1700 Tasting Notes
Despite their popularity, Keemun black teas remain one of the black tea “families,” to which I have not heavily been exposed. Thus, with the opportunity to try this tea, I am eager to brew a cup. Teavivre’s website makes suggestions for brewing this tea gongfu-style or as a whole pot, Western-style.
I opted to use a Finum infuser basket to brew a single cup. Into the basket went a teaspoon of the black tea leaves. Then I placed it in a mug and poured water, which had just finished boiling, over it. Time-wise, it was a bit of a toss-up. The website suggests two to five minutes. After two and a half, for which I set the timer initially, the tea looked and smelled a bit weak, so I left it for another minute (three and a half minutes in total). When the timer rang, and I removed the brew basket from the mug, I stopped to smell the tea…and was intrigued.

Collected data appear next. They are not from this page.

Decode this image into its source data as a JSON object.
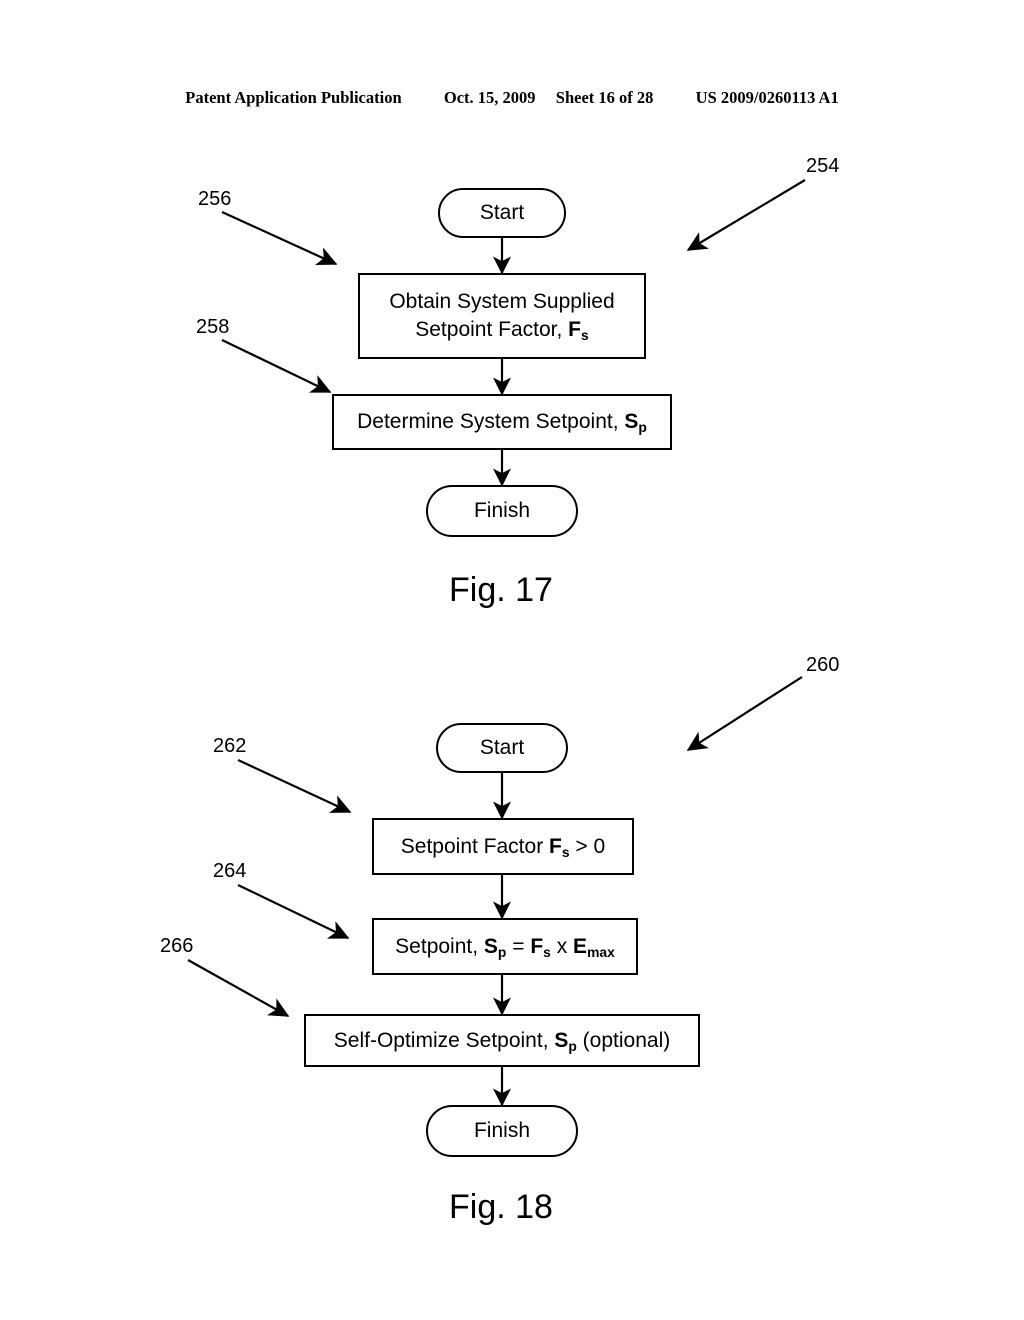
{
  "header": {
    "publication": "Patent Application Publication",
    "date": "Oct. 15, 2009",
    "sheet": "Sheet 16 of 28",
    "pub_number": "US 2009/0260113 A1"
  },
  "figures": [
    {
      "caption": "Fig. 17",
      "overall_ref": "254",
      "nodes": [
        {
          "id": "start",
          "type": "terminator",
          "label": "Start"
        },
        {
          "id": "obtain-factor",
          "type": "process",
          "line1": "Obtain System Supplied",
          "line2_pre": "Setpoint Factor, ",
          "line2_sym": "F",
          "line2_sub": "s"
        },
        {
          "id": "determine-setpoint",
          "type": "process",
          "pre": "Determine System Setpoint, ",
          "sym": "S",
          "sub": "p"
        },
        {
          "id": "finish",
          "type": "terminator",
          "label": "Finish"
        }
      ],
      "refs": [
        {
          "num": "256",
          "target": "obtain-factor"
        },
        {
          "num": "258",
          "target": "determine-setpoint"
        }
      ]
    },
    {
      "caption": "Fig. 18",
      "overall_ref": "260",
      "nodes": [
        {
          "id": "start",
          "type": "terminator",
          "label": "Start"
        },
        {
          "id": "setpoint-factor",
          "type": "process",
          "pre": "Setpoint Factor ",
          "sym": "F",
          "sub": "s",
          "post": " > 0"
        },
        {
          "id": "setpoint-equation",
          "type": "process",
          "pre": "Setpoint, ",
          "sym1": "S",
          "sub1": "p",
          "mid1": " = ",
          "sym2": "F",
          "sub2": "s",
          "mid2": " x ",
          "sym3": "E",
          "sub3": "max"
        },
        {
          "id": "self-optimize",
          "type": "process",
          "pre": "Self-Optimize Setpoint, ",
          "sym": "S",
          "sub": "p",
          "post": " (optional)"
        },
        {
          "id": "finish",
          "type": "terminator",
          "label": "Finish"
        }
      ],
      "refs": [
        {
          "num": "262",
          "target": "setpoint-factor"
        },
        {
          "num": "264",
          "target": "setpoint-equation"
        },
        {
          "num": "266",
          "target": "self-optimize"
        }
      ]
    }
  ],
  "colors": {
    "ink": "#000000",
    "paper": "#ffffff"
  }
}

Instantly, I could tell that this tea was different than most of the black teas I consume. The smell was a complex combination of a number of aromas. Foremost, I noted spiciness. The peppery spice walked alongside a sweeter spiciness, which seemed almost like cinnamon but devolved into the malty body of the scent. Oddly, there was a bit of a floral aspect to it, which puzzled me but compounded the experience.
The first sip carries those aromas into taste. The foretaste is surprisingly lacking in impression, but, when the tea covers the tongue, all of the nuances emerge. Boldy, the flavor embodies the moderate maltiness. The pepper smell has become a tingling undertone in the taste and mouthfeel of this tea. Highly reminiscent of a breakfast tea, it would pair with food nicely. Three minutes might have been enough for this tea, as I can sense the start of astringency on the edges, but that does not detract from the enjoyment to be found in this cup. On my personal enjoyment scale, I would rate this Keemun black tea an 87/100.